Toulouse-Lautrec unfolded the map until he had revealed the seventh level below the city, then looked to Lucien. “It follows the streets as if on the surface.”

“Yes, but with fewer cafés, more corpses, and it’s dark, of course.”

“Oh, well then, we’ll just pretend we’re visiting London.”

The city of Paris had installed gaslights for the first few hundred yards of the Catacombs, as well as a man at the entrance who charged twenty-five centimes for the pleasure of looking at the city’s bones.

“That shit is morbid, you know that, no?” said the gatekeeper.

“You’re the gatekeeper of an ossuary,” said Lucien. “You know that, yes?”

“Yes, but I don’t go down there.”

“Give me my change,” said the baker.

“If you see a man with a donkey, tell him I turn the gaslights off at dark and he’ll have to find his own way out. And report to me if he’s doing anything unsavory down there. He goes down there and stays for hours at a time. It’s macabre.”

“You know you charge people money to look at human remains, no?” said Lucien.
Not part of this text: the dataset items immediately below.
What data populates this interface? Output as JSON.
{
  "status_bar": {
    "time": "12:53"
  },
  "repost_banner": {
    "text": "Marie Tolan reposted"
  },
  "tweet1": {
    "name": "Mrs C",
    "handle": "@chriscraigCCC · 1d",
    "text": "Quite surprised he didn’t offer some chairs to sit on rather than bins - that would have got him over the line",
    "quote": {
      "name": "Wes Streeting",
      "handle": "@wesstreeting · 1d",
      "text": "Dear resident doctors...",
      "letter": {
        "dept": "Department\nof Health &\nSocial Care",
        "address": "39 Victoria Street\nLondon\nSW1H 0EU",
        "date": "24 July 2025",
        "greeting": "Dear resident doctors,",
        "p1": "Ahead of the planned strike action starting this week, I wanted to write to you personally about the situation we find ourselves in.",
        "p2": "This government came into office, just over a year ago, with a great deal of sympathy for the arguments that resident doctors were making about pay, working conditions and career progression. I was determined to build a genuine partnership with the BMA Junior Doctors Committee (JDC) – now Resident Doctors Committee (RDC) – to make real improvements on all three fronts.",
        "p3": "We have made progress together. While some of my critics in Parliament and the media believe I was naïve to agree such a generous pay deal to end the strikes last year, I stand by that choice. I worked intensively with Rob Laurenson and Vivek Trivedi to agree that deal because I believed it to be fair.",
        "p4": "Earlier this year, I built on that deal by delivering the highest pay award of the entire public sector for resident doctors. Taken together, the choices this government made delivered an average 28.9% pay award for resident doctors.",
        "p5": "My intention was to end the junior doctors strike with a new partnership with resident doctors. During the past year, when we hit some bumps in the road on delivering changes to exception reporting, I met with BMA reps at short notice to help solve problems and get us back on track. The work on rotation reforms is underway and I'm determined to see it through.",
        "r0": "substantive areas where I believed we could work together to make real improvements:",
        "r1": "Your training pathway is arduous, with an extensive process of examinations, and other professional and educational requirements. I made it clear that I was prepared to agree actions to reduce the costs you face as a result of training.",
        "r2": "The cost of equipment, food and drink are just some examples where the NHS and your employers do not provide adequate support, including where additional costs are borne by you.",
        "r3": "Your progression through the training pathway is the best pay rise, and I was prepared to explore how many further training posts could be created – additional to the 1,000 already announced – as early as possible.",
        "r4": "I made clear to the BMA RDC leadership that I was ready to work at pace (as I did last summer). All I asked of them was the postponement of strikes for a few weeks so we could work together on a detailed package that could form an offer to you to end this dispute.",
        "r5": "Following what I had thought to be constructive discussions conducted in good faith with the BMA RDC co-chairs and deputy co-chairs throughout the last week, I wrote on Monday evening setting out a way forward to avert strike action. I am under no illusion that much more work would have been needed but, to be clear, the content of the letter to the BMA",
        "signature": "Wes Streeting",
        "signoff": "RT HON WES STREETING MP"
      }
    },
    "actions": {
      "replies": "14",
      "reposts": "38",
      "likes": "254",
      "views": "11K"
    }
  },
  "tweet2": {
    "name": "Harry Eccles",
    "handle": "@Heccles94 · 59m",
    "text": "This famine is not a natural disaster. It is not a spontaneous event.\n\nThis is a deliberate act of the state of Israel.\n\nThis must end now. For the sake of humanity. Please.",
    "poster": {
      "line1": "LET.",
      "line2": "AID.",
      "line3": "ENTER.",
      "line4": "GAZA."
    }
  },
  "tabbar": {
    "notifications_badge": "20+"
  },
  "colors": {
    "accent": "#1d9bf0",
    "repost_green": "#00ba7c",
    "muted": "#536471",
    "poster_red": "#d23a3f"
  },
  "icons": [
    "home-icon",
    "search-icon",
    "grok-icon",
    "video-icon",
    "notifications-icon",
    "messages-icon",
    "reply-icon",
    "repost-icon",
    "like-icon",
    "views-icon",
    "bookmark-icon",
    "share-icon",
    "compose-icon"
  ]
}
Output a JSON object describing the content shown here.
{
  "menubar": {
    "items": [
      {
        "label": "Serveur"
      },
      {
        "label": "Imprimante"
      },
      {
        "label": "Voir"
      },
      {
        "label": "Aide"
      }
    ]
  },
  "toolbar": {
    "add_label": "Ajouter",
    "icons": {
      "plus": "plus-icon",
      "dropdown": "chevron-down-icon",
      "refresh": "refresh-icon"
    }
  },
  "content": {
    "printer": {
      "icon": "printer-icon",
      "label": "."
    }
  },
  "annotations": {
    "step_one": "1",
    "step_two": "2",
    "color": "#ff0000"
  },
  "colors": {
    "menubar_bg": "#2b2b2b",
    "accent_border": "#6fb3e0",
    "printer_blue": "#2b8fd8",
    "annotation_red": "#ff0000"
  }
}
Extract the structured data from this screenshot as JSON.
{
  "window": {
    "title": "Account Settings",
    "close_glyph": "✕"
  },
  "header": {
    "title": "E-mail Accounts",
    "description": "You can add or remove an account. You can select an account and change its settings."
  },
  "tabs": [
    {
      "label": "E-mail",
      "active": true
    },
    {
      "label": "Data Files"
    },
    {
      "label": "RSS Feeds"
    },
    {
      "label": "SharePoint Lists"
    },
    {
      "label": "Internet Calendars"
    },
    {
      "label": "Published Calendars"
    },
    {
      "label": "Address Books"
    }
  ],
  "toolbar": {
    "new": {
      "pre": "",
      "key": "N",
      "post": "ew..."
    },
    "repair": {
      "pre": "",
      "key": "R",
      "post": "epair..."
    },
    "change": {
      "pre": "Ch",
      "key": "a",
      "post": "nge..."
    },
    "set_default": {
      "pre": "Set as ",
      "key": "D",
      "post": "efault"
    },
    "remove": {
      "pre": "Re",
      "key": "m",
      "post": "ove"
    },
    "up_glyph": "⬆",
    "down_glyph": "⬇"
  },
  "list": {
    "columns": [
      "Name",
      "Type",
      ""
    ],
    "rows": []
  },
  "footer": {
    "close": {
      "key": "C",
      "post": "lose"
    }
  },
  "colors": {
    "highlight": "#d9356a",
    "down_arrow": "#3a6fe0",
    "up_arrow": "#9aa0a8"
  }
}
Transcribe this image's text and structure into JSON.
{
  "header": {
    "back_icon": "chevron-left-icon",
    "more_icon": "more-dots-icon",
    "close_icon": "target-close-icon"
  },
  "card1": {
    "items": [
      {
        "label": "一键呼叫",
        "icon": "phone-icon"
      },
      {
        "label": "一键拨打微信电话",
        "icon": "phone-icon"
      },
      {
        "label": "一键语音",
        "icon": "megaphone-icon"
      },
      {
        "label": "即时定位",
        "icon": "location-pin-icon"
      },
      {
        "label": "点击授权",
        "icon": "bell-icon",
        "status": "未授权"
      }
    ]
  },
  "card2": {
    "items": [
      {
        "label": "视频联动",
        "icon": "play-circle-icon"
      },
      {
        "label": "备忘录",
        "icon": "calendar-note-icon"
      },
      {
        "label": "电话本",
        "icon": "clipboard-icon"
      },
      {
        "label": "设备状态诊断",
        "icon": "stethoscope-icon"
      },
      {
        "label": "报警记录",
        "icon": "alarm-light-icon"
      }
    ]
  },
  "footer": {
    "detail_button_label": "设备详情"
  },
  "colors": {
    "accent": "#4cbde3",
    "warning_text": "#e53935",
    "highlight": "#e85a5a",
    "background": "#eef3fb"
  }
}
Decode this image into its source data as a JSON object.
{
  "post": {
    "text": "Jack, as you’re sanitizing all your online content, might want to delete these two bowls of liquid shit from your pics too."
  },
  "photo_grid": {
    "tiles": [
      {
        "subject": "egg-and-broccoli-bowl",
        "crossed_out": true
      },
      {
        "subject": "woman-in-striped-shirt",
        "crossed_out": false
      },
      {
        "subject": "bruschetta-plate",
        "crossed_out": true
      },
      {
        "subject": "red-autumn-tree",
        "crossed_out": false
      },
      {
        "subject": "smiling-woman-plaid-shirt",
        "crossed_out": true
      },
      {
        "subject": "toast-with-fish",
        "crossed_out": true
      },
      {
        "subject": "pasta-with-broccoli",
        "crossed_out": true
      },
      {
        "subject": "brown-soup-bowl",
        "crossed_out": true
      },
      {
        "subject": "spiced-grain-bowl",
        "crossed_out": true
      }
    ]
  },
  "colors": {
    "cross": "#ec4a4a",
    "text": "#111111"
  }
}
“Are you going in or not?”

They went down the marble steps into wide tunnels lined with stacked tibiae, fibulae, femurs, ulnae, radii, and skulls. When they reached the iron gate with the sign that said NO VISITORS BEYOND THIS POINT, Lucien knelt down to light the signal lantern.

“We’re going in there?” asked Henri, staring past the bars to infinite black.

“Yes,” said Lucien.

Henri held the cabbie’s map up to the last gas lamp. “Some of these chambers are massive. Surely the Colorman will see our lantern. If he knows he’s being followed, he’ll never lead us to the paintings.”